Of course it isn’t fair to say that there is no good in the industry. There are many fabulous companies and many fine products, to say nothing of a hard core of people doing their best to make sense of it all for the consumer. It’s also possible to find people who adore their independent financial advisers, who stop by their wealth manager’s office just to chat over coffee (I encourage this: get value for your fees) and who are thrilled by their pension arrangements. There just aren’t enough of them.

So how can we make it better? Almost all the problems in the industry are symptomatic of a lack of simplicity and transparency. One of the reasons people shy away from finance is because it seems so unfamiliar, and there’s a view that it’s the customer who needs to deal with this. Jenny McCartney in the Telegraph recently said we must all “learn the language of money”. But must we? Why can’t money talk the language of real people?

Take ‘bonus’: to us it means a little something extra. But if an account pays 1.35% of which 1.25 is ‘bonus’, that isn’t a little extra; it’s pretty much the whole thing. Savings account designers should use words as we understand them, and create simple products that we want to own.

The obvious example of this is one of the most popular fund launches of recent times, Terry Smith’s Fundsmith. Not everyone thinks Smith is perfect but he offers a fund that promises no performance fees, no initial fees, no redemption fees, no over-trading, no leverage, no shorting, no hedging, no derivatives, no over-diversification, no closet indexing, and no lack of conviction. It runs by clear rules, with a straight 1% annual fee. It’s not cheap but it is simple.

And there’s another new business out there that’s even simpler, and I think it’s the best role model the financial industry has. It is Wonga. Everyone hates Wonga because its business model is based on lending to the needy at rates into the thousands of percent. But if you look not at what Wonga charges but what its website says, you’ll see why it works. Want £200 for a week? That will cost you £19.89. Want £400? That’ll be £33.89. Miss a payment? £30.

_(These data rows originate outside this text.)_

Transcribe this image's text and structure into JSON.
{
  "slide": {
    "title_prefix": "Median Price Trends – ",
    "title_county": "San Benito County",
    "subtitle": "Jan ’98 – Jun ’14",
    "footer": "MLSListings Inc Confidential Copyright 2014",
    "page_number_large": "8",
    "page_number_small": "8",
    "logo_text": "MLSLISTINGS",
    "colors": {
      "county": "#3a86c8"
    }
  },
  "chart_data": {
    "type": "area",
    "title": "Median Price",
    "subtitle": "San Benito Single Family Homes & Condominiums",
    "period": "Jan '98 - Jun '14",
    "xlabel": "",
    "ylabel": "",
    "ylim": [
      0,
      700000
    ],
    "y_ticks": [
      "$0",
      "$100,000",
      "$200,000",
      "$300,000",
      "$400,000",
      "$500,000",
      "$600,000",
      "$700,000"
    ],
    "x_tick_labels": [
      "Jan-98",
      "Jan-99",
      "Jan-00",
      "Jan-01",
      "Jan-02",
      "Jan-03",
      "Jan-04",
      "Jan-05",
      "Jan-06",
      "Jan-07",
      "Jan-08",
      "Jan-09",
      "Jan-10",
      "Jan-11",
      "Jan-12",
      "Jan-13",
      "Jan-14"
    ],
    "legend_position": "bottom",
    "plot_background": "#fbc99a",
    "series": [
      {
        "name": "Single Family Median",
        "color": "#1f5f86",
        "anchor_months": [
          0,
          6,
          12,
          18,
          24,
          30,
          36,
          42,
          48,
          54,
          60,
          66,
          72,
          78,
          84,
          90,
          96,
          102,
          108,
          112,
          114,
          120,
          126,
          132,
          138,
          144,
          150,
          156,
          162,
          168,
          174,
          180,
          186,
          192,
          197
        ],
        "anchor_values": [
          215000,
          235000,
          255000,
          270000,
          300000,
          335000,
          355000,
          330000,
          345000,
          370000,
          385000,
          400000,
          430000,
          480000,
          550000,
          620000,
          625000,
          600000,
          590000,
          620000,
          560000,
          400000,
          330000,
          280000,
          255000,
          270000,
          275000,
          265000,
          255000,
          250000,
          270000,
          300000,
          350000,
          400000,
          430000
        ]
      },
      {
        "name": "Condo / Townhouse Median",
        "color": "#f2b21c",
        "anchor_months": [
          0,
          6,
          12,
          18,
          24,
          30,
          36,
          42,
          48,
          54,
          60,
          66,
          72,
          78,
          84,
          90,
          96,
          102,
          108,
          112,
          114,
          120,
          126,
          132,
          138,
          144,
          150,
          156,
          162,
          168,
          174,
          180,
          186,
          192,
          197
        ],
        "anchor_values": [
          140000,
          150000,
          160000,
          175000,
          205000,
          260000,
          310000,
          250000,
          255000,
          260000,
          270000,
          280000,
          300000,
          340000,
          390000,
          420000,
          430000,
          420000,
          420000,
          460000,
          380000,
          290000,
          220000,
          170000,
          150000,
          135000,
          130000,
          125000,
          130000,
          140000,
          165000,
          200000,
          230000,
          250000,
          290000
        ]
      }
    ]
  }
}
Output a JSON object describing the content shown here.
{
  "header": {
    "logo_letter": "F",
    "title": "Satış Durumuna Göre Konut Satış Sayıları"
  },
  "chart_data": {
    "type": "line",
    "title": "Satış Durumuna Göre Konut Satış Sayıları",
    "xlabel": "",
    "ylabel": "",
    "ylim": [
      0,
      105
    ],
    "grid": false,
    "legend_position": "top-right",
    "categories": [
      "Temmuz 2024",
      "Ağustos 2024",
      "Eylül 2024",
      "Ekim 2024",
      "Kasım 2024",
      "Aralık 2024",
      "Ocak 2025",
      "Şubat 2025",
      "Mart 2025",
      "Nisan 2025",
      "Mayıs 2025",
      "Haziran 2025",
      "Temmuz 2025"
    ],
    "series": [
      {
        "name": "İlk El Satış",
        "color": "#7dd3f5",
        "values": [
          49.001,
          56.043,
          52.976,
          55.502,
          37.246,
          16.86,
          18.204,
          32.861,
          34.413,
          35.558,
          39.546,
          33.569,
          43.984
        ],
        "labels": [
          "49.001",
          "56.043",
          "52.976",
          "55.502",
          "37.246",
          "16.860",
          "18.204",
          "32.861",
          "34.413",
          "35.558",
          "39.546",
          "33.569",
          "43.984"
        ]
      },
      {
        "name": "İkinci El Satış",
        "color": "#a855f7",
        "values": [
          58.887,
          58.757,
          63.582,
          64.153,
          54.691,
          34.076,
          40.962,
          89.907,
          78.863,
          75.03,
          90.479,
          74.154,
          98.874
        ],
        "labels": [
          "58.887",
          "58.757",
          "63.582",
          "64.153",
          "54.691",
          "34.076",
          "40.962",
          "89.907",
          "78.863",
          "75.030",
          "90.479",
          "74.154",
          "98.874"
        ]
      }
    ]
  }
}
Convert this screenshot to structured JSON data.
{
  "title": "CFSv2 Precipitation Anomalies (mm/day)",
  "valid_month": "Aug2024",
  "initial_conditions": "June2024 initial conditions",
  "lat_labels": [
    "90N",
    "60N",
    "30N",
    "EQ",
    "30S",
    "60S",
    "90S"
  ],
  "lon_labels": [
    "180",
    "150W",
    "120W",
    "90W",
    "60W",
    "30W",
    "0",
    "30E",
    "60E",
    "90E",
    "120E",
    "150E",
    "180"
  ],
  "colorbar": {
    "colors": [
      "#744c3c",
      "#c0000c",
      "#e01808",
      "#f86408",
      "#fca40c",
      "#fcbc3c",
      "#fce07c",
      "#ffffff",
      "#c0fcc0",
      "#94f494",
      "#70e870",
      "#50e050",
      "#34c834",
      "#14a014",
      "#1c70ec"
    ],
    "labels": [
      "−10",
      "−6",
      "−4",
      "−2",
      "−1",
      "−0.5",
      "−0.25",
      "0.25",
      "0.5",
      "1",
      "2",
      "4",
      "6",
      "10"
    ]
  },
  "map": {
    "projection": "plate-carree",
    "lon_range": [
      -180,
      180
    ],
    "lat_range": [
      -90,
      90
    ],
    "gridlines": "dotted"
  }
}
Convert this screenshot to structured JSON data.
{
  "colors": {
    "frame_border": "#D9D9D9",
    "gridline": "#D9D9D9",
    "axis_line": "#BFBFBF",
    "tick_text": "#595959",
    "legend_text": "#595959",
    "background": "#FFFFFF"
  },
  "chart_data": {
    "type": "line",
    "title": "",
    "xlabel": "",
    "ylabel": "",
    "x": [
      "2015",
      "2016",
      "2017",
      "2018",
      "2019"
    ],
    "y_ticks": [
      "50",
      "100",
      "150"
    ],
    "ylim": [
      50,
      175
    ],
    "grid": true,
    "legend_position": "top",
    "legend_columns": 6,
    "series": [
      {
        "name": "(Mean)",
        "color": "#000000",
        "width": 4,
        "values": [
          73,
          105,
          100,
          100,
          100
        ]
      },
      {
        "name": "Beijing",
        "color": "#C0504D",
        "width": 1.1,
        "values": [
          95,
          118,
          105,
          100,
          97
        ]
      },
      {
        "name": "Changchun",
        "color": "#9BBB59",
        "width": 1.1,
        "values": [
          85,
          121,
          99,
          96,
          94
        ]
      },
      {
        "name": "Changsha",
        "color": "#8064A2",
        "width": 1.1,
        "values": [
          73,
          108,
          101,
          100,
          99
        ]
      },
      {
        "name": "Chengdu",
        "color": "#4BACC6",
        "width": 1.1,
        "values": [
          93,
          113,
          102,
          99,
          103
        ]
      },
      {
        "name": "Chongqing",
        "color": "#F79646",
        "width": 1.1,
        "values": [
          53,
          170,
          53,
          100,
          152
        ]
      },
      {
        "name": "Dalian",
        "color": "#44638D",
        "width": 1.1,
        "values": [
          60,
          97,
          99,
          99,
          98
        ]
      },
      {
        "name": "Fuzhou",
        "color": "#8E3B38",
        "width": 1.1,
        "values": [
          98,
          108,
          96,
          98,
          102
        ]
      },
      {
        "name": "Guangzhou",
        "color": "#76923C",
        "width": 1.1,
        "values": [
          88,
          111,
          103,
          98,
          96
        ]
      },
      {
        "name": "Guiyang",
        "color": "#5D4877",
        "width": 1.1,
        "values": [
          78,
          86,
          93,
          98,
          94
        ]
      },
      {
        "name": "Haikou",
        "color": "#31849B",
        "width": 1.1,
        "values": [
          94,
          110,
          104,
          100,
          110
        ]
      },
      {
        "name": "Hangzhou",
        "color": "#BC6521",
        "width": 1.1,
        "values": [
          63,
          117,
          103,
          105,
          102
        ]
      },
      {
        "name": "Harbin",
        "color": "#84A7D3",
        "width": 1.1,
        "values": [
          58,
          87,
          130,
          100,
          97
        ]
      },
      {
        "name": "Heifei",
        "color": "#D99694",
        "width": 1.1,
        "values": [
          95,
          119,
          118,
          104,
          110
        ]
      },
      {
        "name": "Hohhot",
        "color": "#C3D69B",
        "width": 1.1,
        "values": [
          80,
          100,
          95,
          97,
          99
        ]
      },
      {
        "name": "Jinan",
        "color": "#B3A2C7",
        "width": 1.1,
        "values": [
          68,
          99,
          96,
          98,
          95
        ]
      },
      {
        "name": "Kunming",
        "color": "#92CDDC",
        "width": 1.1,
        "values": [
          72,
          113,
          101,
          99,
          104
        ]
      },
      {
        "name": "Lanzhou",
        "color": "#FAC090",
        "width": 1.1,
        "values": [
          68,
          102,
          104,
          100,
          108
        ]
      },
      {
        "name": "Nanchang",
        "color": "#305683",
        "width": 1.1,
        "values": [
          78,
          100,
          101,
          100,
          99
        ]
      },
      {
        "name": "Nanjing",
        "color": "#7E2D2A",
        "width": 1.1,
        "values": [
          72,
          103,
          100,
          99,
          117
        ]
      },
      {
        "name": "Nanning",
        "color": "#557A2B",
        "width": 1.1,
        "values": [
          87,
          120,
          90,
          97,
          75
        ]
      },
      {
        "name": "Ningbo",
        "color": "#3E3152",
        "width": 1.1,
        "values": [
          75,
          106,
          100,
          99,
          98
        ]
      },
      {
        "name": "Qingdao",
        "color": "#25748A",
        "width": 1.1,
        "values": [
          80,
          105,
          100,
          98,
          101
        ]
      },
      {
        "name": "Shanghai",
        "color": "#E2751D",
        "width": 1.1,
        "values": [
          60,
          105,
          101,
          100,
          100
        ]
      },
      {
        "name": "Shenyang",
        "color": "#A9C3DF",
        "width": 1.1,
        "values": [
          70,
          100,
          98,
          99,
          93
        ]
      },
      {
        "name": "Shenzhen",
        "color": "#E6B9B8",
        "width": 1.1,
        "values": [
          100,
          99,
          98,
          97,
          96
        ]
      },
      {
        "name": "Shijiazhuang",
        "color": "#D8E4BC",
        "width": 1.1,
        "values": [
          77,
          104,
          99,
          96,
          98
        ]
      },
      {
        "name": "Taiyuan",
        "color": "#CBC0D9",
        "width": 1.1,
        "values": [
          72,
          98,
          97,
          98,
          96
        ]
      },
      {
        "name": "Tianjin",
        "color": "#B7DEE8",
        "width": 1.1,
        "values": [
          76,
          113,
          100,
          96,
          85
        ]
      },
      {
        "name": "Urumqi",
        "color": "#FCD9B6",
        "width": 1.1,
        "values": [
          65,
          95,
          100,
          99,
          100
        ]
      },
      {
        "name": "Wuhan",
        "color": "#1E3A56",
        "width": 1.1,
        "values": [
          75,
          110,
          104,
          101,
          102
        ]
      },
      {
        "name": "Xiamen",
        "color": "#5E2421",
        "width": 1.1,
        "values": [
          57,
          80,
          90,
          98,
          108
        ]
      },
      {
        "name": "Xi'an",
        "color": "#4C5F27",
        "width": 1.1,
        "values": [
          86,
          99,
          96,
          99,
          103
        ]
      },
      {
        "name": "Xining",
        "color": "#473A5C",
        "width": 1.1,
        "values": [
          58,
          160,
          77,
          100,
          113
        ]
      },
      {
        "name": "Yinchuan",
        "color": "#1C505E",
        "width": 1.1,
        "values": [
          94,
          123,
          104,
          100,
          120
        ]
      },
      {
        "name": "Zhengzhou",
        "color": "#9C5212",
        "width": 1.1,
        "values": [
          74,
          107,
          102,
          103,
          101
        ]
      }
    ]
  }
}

Wonga is very expensive, but it’s also delightfully clear: 98% of users say it’s ‘easy to use’. And there are a million of them. They like it, trust it, and come back again and again. There’s a lesson here for the rest of the industry. Most firms charge ad valorem because it sounds better: if you have a portfolio of £200,000 they think you won’t be as scared of ‘1% per annum’ as you will by being charged £2,000 a year. Quote a percentage cost and you aren’t actually telling someone the price, you’re just waving a low-sounding number at them.

What’s my point? Maybe price doesn’t matter as much as clarity — and the ability to compare prices. Maybe people just want certainty. They want to be treated honestly. So back to the core question: how can the financial industry fix itself? Be transparent. Be simple. Be like Wonga. Just with slightly lower prices.